The new military initiatives, consisting of rotations of US forces and equipment, are designed so that the US does not increase its permanent footprint in its former colony, but demonstrates that the two countries are increasing security co-operation amid joint concerns over China’s actions in the region’s disputed waterways.
The first US-Philippines joint patrol in the South China Sea occurred in March and a second one happened early this month and would occur “regularly” in the future, the Pentagon said.
China claims almost the entire South China Sea, believed to have huge deposits of oil and gas. Brunei, Malaysia, the Philippines, Taiwan and Vietnam also have claims to parts of the waters, through which about $US5 trillion in trade is shipped every year.
“Countries across the Asia-Pacific are voicing concern with China’s land reclamation, which stands out in size and scope, as well as its militarisation in the South China Sea,” Carter told reporters on Thursday.
“They’re voicing those concerns publicly and privately, at the highest levels, in regional meetings, and global fora.”

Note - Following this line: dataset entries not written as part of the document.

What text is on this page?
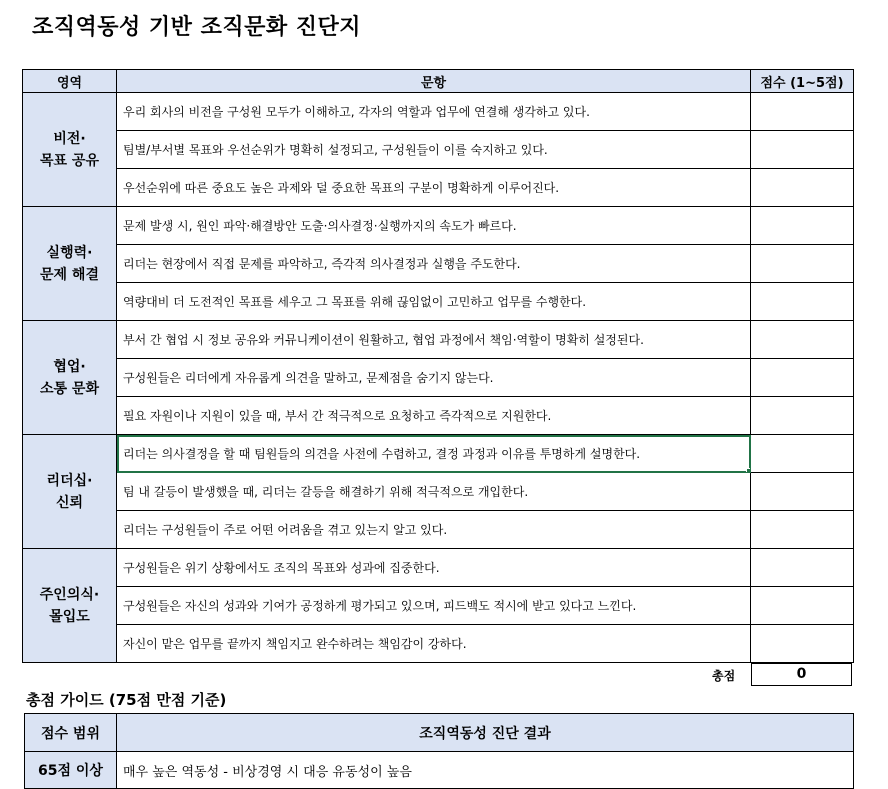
조직역동성 기반 조직문화 진단지
영역	문항	점수 (1~5점)

비전·
목표 공유	우리 회사의 비전을 구성원 모두가 이해하고, 각자의 역할과 업무에 연결해 생각하고 있다.	
	팀별/부서별 목표와 우선순위가 명확히 설정되고, 구성원들이 이를 숙지하고 있다.	
	우선순위에 따른 중요도 높은 과제와 덜 중요한 목표의 구분이 명확하게 이루어진다.	

실행력·
문제 해결	문제 발생 시, 원인 파악·해결방안 도출·의사결정·실행까지의 속도가 빠르다.	
	리더는 현장에서 직접 문제를 파악하고, 즉각적 의사결정과 실행을 주도한다.	
	역량대비 더 도전적인 목표를 세우고 그 목표를 위해 끊임없이 고민하고 업무를 수행한다.	

협업·
소통 문화	부서 간 협업 시 정보 공유와 커뮤니케이션이 원활하고, 협업 과정에서 책임·역할이 명확히 설정된다.	
	구성원들은 리더에게 자유롭게 의견을 말하고, 문제점을 숨기지 않는다.	
	필요 자원이나 지원이 있을 때, 부서 간 적극적으로 요청하고 즉각적으로 지원한다.	

리더십·
신뢰	리더는 의사결정을 할 때 팀원들의 의견을 사전에 수렴하고, 결정 과정과 이유를 투명하게 설명한다.

	팀 내 갈등이 발생했을 때, 리더는 갈등을 해결하기 위해 적극적으로 개입한다.	
	리더는 구성원들이 주로 어떤 어려움을 겪고 있는지 알고 있다.	

주인의식·
몰입도	구성원들은 위기 상황에서도 조직의 목표와 성과에 집중한다.	
	구성원들은 자신의 성과와 기여가 공정하게 평가되고 있으며, 피드백도 적시에 받고 있다고 느낀다.	
	자신이 맡은 업무를 끝까지 책임지고 완수하려는 책임감이 강하다.	
총점	0
총점 가이드 (75점 만점 기준)
점수 범위	조직역동성 진단 결과
65점 이상	매우 높은 역동성 - 비상경영 시 대응 유동성이 높음
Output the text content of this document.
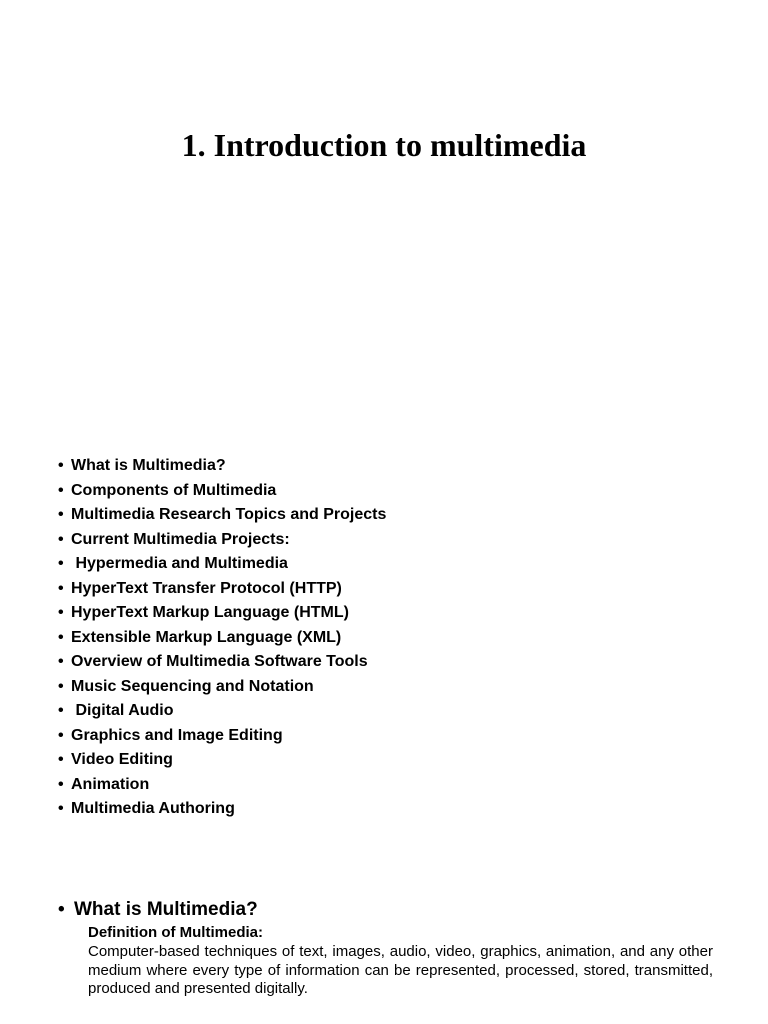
1. Introduction to multimedia
• What is Multimedia?
• Components of Multimedia
• Multimedia Research Topics and Projects
• Current Multimedia Projects:
• Hypermedia and Multimedia
• HyperText Transfer Protocol (HTTP)
• HyperText Markup Language (HTML)
• Extensible Markup Language (XML)
• Overview of Multimedia Software Tools
• Music Sequencing and Notation
• Digital Audio
• Graphics and Image Editing
• Video Editing
• Animation
• Multimedia Authoring

• What is Multimedia?

Definition of Multimedia:

Computer-based techniques of text, images, audio, video, graphics, animation, and any other medium where every type of information can be represented, processed, stored, transmitted, produced and presented digitally.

The Philippines has disputed China’s claims in a case it has brought before an international arbitration court.
A contingent of US military aircraft and 200 US airmen from US Pacific Air Forces would be at Clark Air Base, a former US Air Force base, through the end of the month, Carter said.
A US defence official said the US expected there would be additional follow-on rotations of aircraft.
In addition, up to 75 US troops, mostly Marines, would remain in the Philippines “on a rotational basis” after the conclusion of joint “Balikatan” US-Philippines military exercises this week. The troops would support “increased operations in the region”, the Pentagon said.